Re: Sync replication failure during startup.

On Fri, 2007-09-28 at 17:02 -0700, Howard Chu wrote:
> Stelios Grigoriadis wrote:
> > I have upgraded openldap to latest stable version (2.3.38) and
> > used Berkeley DB version 4.5.20. The problem remains. I realize
> > my analisys wasn't correct since, as Howard Chu pointed out, the
> > CSN contains both a timestamp and a counter. So the entryCSN:s 
> > are unique.
> > 
> > But, the problem remains and I have no idea why this happens.
> > I somehow still suspect that the problem still is in the initial
> > phase of the sync operation (refresh stage). It might be that,
> > some of the not-yet committed modifications don't make it into
> > the result set in the search operation. Later after another entry
> > is added, the "lost" entries are never to be synced over.
> This also cannot be the cause. The contextCSN is snapshotted at the beginning of a 
> refresh. Only updates between the consumer's cookie CSN and the snapshot CSN are 
> sent to the consumer. Any entries added during this refresh will be excluded from 
> the update, and the consumer will then record the snapshot CSN. Any entries the 
> consumer didn't pick up in this refresh pass will be picked up in the next refresh.

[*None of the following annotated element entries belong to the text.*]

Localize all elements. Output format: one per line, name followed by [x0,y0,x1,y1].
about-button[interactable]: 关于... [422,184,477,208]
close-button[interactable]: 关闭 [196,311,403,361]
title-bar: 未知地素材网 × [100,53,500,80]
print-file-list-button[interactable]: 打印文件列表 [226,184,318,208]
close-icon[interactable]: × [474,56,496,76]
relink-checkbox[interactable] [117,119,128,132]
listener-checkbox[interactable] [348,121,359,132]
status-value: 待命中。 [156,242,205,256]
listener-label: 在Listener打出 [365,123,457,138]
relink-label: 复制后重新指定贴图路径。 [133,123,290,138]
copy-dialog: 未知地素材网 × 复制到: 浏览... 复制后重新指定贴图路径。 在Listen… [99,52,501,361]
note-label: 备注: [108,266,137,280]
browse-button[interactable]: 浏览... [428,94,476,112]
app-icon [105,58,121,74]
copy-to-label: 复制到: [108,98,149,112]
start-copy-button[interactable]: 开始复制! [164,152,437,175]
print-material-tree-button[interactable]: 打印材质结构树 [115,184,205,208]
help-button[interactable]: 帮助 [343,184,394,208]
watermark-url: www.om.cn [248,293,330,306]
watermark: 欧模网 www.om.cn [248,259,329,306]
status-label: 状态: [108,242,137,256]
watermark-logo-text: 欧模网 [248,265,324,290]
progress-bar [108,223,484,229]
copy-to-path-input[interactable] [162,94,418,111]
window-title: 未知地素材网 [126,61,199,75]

I agree with you, I just didn't see the "next refresh" in the code. I
thought it refreshed only once and then the master would write back all
subsequent changes (syncprov_op_response -> syncprov_qstart etc.)

> > I will test some more and try to provide more information. I have
> > a test program that generates this problem but it is a little
> > cumbersome. I will try to slim it down and use more common schema
> > elements before posting it.
> That will certainly help.

The setup to reproduce the error is as follows: 1 master, 3 replicas.

1. Start the replicas.
2. Start the program that adds persons (parallell_stress_simple.sh).
   Actually a script that starts a number of processes (add_person.c)
   on different machines that add persons.
3. Start the master.
4. When the script completes, compare the number of added entries in
   the master and replicas.

To Quanah Gibson-Mount: The slapd.conf i also provided.